Gotta eat big to get big, look at what SuperLift accomplished. That's dedication.


----------



## ihateschoolmt (May 13, 2011)

Nice superlift, I am the exact same way. I bet I would loose weight at 3500 calories a day too. Taking in 5500 to 6500 currently. I'm trying to get about the same size you are man, I'm a little over half way there myself, and I started about the same as you at 6'1 148. Us naturally skinny guys got to EAT.


----------



## feinburgrl (May 13, 2011)

This is me now.


----------



## ihateschoolmt (May 13, 2011)

Why does everything violate image shacks terms of agreement lol.


----------



## Chubby (May 14, 2011)

feinburgrl said:


> *I don't know how long I should bulk up. What's a good time span for bulking?*


Until you reach your goal.


----------



## x~factor (May 14, 2011)

This is 11% bodyfat?


----------



## feinburgrl (May 14, 2011)

x~factor said:


> This is 11% bodyfat?



when I did the fold test at my gym it came to 11.5% skin fold.


----------



## Hubauer (May 14, 2011)

chobby192 said:


> Until you reach your goal.



It seems as if none of your posts contribute anything. I'm going out on a limb, but I assume he is looking for a better answer or he wouldn't have started a thread. How did are your reps even positive again??


----------



## Hubauer (May 14, 2011)

Oh yeah, and I was going to say there is never really a definite good time length for bulking. As a friend once described it to me, you should bulk until feel uncomfortable with the fat gain.

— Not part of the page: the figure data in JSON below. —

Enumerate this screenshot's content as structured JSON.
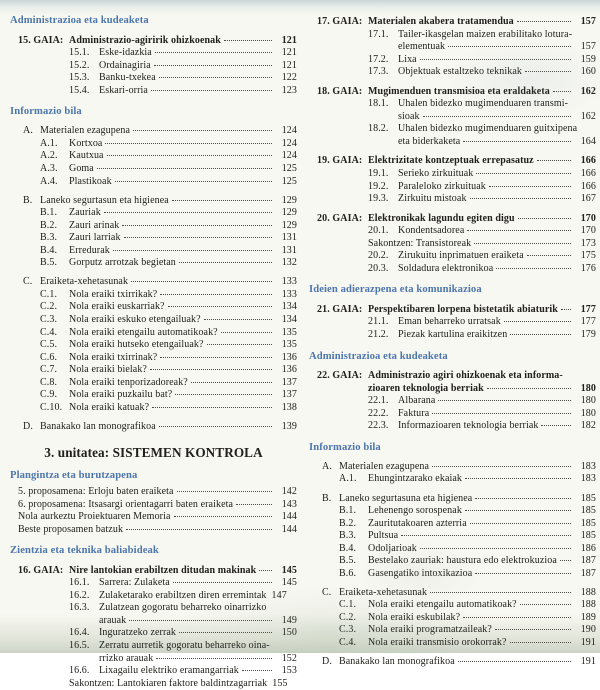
{
  "colors": {
    "heading_blue": "#4d76ad",
    "body_text": "#21201c",
    "paper": "#f8f8f2"
  },
  "columns": {
    "left": [
      {
        "type": "heading",
        "text": "Administrazioa eta kudeaketa"
      },
      {
        "type": "gaia",
        "pre": "15. GAIA:",
        "text": "Administrazio-agiririk ohizkoenak",
        "page": "121"
      },
      {
        "type": "gsub",
        "pre": "15.1.",
        "text": "Eske-idazkia",
        "page": "121"
      },
      {
        "type": "gsub",
        "pre": "15.2.",
        "text": "Ordainagiria",
        "page": "121"
      },
      {
        "type": "gsub",
        "pre": "15.3.",
        "text": "Banku-txekea",
        "page": "122"
      },
      {
        "type": "gsub",
        "pre": "15.4.",
        "text": "Eskari-orria",
        "page": "123"
      },
      {
        "type": "heading",
        "text": "Informazio bila"
      },
      {
        "type": "letter",
        "pre": "A.",
        "text": "Materialen ezagupena",
        "page": "124"
      },
      {
        "type": "lsub",
        "pre": "A.1.",
        "text": "Kortxoa",
        "page": "124"
      },
      {
        "type": "lsub",
        "pre": "A.2.",
        "text": "Kautxua",
        "page": "124"
      },
      {
        "type": "lsub",
        "pre": "A.3.",
        "text": "Goma",
        "page": "125"
      },
      {
        "type": "lsub",
        "pre": "A.4.",
        "text": "Plastikoak",
        "page": "125"
      },
      {
        "type": "letter",
        "pre": "B.",
        "text": "Laneko segurtasun eta higienea",
        "page": "129"
      },
      {
        "type": "lsub",
        "pre": "B.1.",
        "text": "Zauriak",
        "page": "129"
      },
      {
        "type": "lsub",
        "pre": "B.2.",
        "text": "Zauri arinak",
        "page": "129"
      },
      {
        "type": "lsub",
        "pre": "B.3.",
        "text": "Zauri larriak",
        "page": "131"
      },
      {
        "type": "lsub",
        "pre": "B.4.",
        "text": "Erredurak",
        "page": "131"
      },
      {
        "type": "lsub",
        "pre": "B.5.",
        "text": "Gorputz arrotzak begietan",
        "page": "132"
      },
      {
        "type": "letter",
        "pre": "C.",
        "text": "Eraiketa-xehetasunak",
        "page": "133"
      },
      {
        "type": "lsub",
        "pre": "C.1.",
        "text": "Nola eraiki txirrikak?",
        "page": "133"
      },
      {
        "type": "lsub",
        "pre": "C.2.",
        "text": "Nola eraiki euskarriak?",
        "page": "134"
      },
      {
        "type": "lsub",
        "pre": "C.3.",
        "text": "Nola eraiki eskuko etengailuak?",
        "page": "134"
      },
      {
        "type": "lsub",
        "pre": "C.4.",
        "text": "Nola eraiki etengailu automatikoak?",
        "page": "135"
      },
      {
        "type": "lsub",
        "pre": "C.5.",
        "text": "Nola eraiki hutseko etengailuak?",
        "page": "135"
      },
      {
        "type": "lsub",
        "pre": "C.6.",
        "text": "Nola eraiki txirrinak?",
        "page": "136"
      },
      {
        "type": "lsub",
        "pre": "C.7.",
        "text": "Nola eraiki bielak?",
        "page": "136"
      },
      {
        "type": "lsub",
        "pre": "C.8.",
        "text": "Nola eraiki tenporizadoreak?",
        "page": "137"
      },
      {
        "type": "lsub",
        "pre": "C.9.",
        "text": "Nola eraiki puzkailu bat?",
        "page": "137"
      },
      {
        "type": "lsub",
        "pre": "C.10.",
        "text": "Nola eraiki katuak?",
        "page": "138"
      },
      {
        "type": "letter",
        "pre": "D.",
        "text": "Banakako lan monografikoa",
        "page": "139"
      },
      {
        "type": "unit",
        "text": "3. unitatea: SISTEMEN KONTROLA"
      },
      {
        "type": "heading",
        "text": "Plangintza eta burutzapena"
      },
      {
        "type": "plain",
        "text": "5. proposamena: Erloju baten eraiketa",
        "page": "142"
      },
      {
        "type": "plain",
        "text": "6. proposamena: Itsasargi orientagarri baten eraiketa",
        "page": "143"
      },
      {
        "type": "plain",
        "text": "Nola aurkeztu Proiektuaren Memoria",
        "page": "144"
      },
      {
        "type": "plain",
        "text": "Beste proposamen batzuk",
        "page": "144"
      },
      {
        "type": "heading",
        "text": "Zientzia eta teknika baliabideak"
      },
      {
        "type": "gaia",
        "pre": "16. GAIA:",
        "text": "Nire lantokian erabiltzen ditudan makinak",
        "page": "145"
      },
      {
        "type": "gsub",
        "pre": "16.1.",
        "text": "Sarrera: Zulaketa",
        "page": "145"
      },
      {
        "type": "gsub",
        "pre": "16.2.",
        "text": "Zulaketarako erabiltzen diren erremintak",
        "page": "147",
        "nodots": true
      },
      {
        "type": "gsub",
        "pre": "16.3.",
        "text": "Zulatzean gogoratu beharreko oinarrizko"
      },
      {
        "type": "gsubcont",
        "text": "arauak",
        "page": "149"
      },
      {
        "type": "gsub",
        "pre": "16.4.",
        "text": "Inguratzeko zerrak",
        "page": "150"
      },
      {
        "type": "gsub",
        "pre": "16.5.",
        "text": "Zerratu aurretik gogoratu beharreko oina-"
      },
      {
        "type": "gsubcont",
        "text": "rrizko arauak",
        "page": "152"
      },
      {
        "type": "gsub",
        "pre": "16.6.",
        "text": "Lixagailu elektriko eramangarriak",
        "page": "153"
      },
      {
        "type": "sak",
        "text": "Sakontzen: Lantokiaren faktore baldintzagarriak",
        "page": "155",
        "nodots": true
      }
    ],
    "right": [
      {
        "type": "gaia",
        "pre": "17. GAIA:",
        "text": "Materialen akabera tratamendua",
        "page": "157"
      },
      {
        "type": "gsub",
        "pre": "17.1.",
        "text": "Tailer-ikasgelan maizen erabilitako lotura-"
      },
      {
        "type": "gsubcont",
        "text": "elementuak",
        "page": "157"
      },
      {
        "type": "gsub",
        "pre": "17.2.",
        "text": "Lixa",
        "page": "159"
      },
      {
        "type": "gsub",
        "pre": "17.3.",
        "text": "Objektuak estaltzeko teknikak",
        "page": "160"
      },
      {
        "type": "gaia",
        "pre": "18. GAIA:",
        "text": "Mugimenduen transmisioa eta eraldaketa",
        "page": "162"
      },
      {
        "type": "gsub",
        "pre": "18.1.",
        "text": "Uhalen bidezko mugimenduaren transmi-"
      },
      {
        "type": "gsubcont",
        "text": "sioak",
        "page": "162"
      },
      {
        "type": "gsub",
        "pre": "18.2.",
        "text": "Uhalen bidezko mugimenduaren guitxipena"
      },
      {
        "type": "gsubcont",
        "text": "eta biderkaketa",
        "page": "164"
      },
      {
        "type": "gaia",
        "pre": "19. GAIA:",
        "text": "Elektrizitate kontzeptuak errepasatuz",
        "page": "166"
      },
      {
        "type": "gsub",
        "pre": "19.1.",
        "text": "Serieko zirkuituak",
        "page": "166"
      },
      {
        "type": "gsub",
        "pre": "19.2.",
        "text": "Paraleloko zirkuituak",
        "page": "166"
      },
      {
        "type": "gsub",
        "pre": "19.3.",
        "text": "Zirkuitu mistoak",
        "page": "167"
      },
      {
        "type": "gaia",
        "pre": "20. GAIA:",
        "text": "Elektronikak lagundu egiten digu",
        "page": "170"
      },
      {
        "type": "gsub",
        "pre": "20.1.",
        "text": "Kondentsadorea",
        "page": "170"
      },
      {
        "type": "sak",
        "text": "Sakontzen: Transistoreak",
        "page": "173"
      },
      {
        "type": "gsub",
        "pre": "20.2.",
        "text": "Zirukuitu inprimatuen eraiketa",
        "page": "175"
      },
      {
        "type": "gsub",
        "pre": "20.3.",
        "text": "Soldadura elektronikoa",
        "page": "176"
      },
      {
        "type": "heading",
        "text": "Ideien adierazpena eta komunikazioa"
      },
      {
        "type": "gaia",
        "pre": "21. GAIA:",
        "text": "Perspektibaren lorpena bistetatik abiaturik",
        "page": "177"
      },
      {
        "type": "gsub",
        "pre": "21.1.",
        "text": "Eman beharreko urratsak",
        "page": "177"
      },
      {
        "type": "gsub",
        "pre": "21.2.",
        "text": "Piezak kartulina eraikitzen",
        "page": "179"
      },
      {
        "type": "heading",
        "text": "Administrazioa eta kudeaketa"
      },
      {
        "type": "gaia",
        "pre": "22. GAIA:",
        "text": "Administrazio agiri ohizkoenak eta informa-"
      },
      {
        "type": "gaiacont",
        "text": "zioaren teknologia berriak",
        "page": "180"
      },
      {
        "type": "gsub",
        "pre": "22.1.",
        "text": "Albarana",
        "page": "180"
      },
      {
        "type": "gsub",
        "pre": "22.2.",
        "text": "Faktura",
        "page": "180"
      },
      {
        "type": "gsub",
        "pre": "22.3.",
        "text": "Informazioaren teknologia berriak",
        "page": "182"
      },
      {
        "type": "heading",
        "text": "Informazio bila"
      },
      {
        "type": "letter",
        "pre": "A.",
        "text": "Materialen ezagupena",
        "page": "183"
      },
      {
        "type": "lsub",
        "pre": "A.1.",
        "text": "Ehungintzarako ekaiak",
        "page": "183"
      },
      {
        "type": "letter",
        "pre": "B.",
        "text": "Laneko segurtasuna eta higienea",
        "page": "185"
      },
      {
        "type": "lsub",
        "pre": "B.1.",
        "text": "Lehenengo sorospenak",
        "page": "185"
      },
      {
        "type": "lsub",
        "pre": "B.2.",
        "text": "Zauritutakoaren azterria",
        "page": "185"
      },
      {
        "type": "lsub",
        "pre": "B.3.",
        "text": "Pultsua",
        "page": "185"
      },
      {
        "type": "lsub",
        "pre": "B.4.",
        "text": "Odoljarioak",
        "page": "186"
      },
      {
        "type": "lsub",
        "pre": "B.5.",
        "text": "Bestelako zauriak: haustura edo elektrokuzioa",
        "page": "187"
      },
      {
        "type": "lsub",
        "pre": "B.6.",
        "text": "Gasengatiko intoxikazioa",
        "page": "187"
      },
      {
        "type": "letter",
        "pre": "C.",
        "text": "Eraiketa-xehetasunak",
        "page": "188"
      },
      {
        "type": "lsub",
        "pre": "C.1.",
        "text": "Nola eraiki etengailu automatikoak?",
        "page": "188"
      },
      {
        "type": "lsub",
        "pre": "C.2.",
        "text": "Nola eraiki eskubilak?",
        "page": "189"
      },
      {
        "type": "lsub",
        "pre": "C.3.",
        "text": "Nola eraiki programatzaileak?",
        "page": "190"
      },
      {
        "type": "lsub",
        "pre": "C.4.",
        "text": "Nola eraiki transmisio orokorrak?",
        "page": "191"
      },
      {
        "type": "letter",
        "pre": "D.",
        "text": "Banakako lan monografikoa",
        "page": "191"
      }
    ]
  }
}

I didn't really gain until I started eating about 3500cal per day.... you just have to accept that you will gain a small amount of fat. Just try to minimize it by making small, progressive calorie increases and eat really clean. Another thing I did to gain was cut down on my workout volume. Might want to give it a try


----------



## Anabolic5150 (May 14, 2011)

Hubauer said:


> Oh yeah, and I was going to say there is never really a definite good time length for bulking. *As a friend once described it to me, you should bulk until feel uncomfortable with the fat gain.*
> 
> I didn't really gain until I started eating about 3500cal per day.... you just have to accept that you will gain a small amount of fat. Just try to minimize it by making small, progressive calorie increases and eat really clean. Another thing I did to gain was cut down on my workout volume. Might want to give it a try


 
The bolded part is how I gauge when to slow or stop a hard bulk. Great info.


----------



## Chubby (May 14, 2011)

Hubauer said:


> It seems as if none of your posts contribute anything. I'm going out on a limb, but I assume he is looking for a better answer or he wouldn't have started a thread. How did are your reps even positive again??


He asked one very specific question. I noticed most of members gave him many details but didn't respond to his specific question. So I gave him the answer he was looking for without confusing him so many details. It is my understanding that when people bulk up they have already goal in their mind. Whatever his goal is he has to keep bulking until he reaches his goal. If you don't think I deserve positive rep, you are welcome to give neg. rep. After all it is just a rep.


----------



## njc (May 15, 2011)

chobby192 said:


> he asked one very specific question. I noticed most of members gave him many details but didn't respond to his specific question. So i gave him the answer he was looking for without confusing him so many details. It is my understanding that when people bulk up they have already goal in their mind. Whatever his goal is he has to keep bulking until he reaches his goal. If you don't think i deserve positive rep, you are welcome to give neg. Rep. After all it is just a rep.:d


 

x2


----------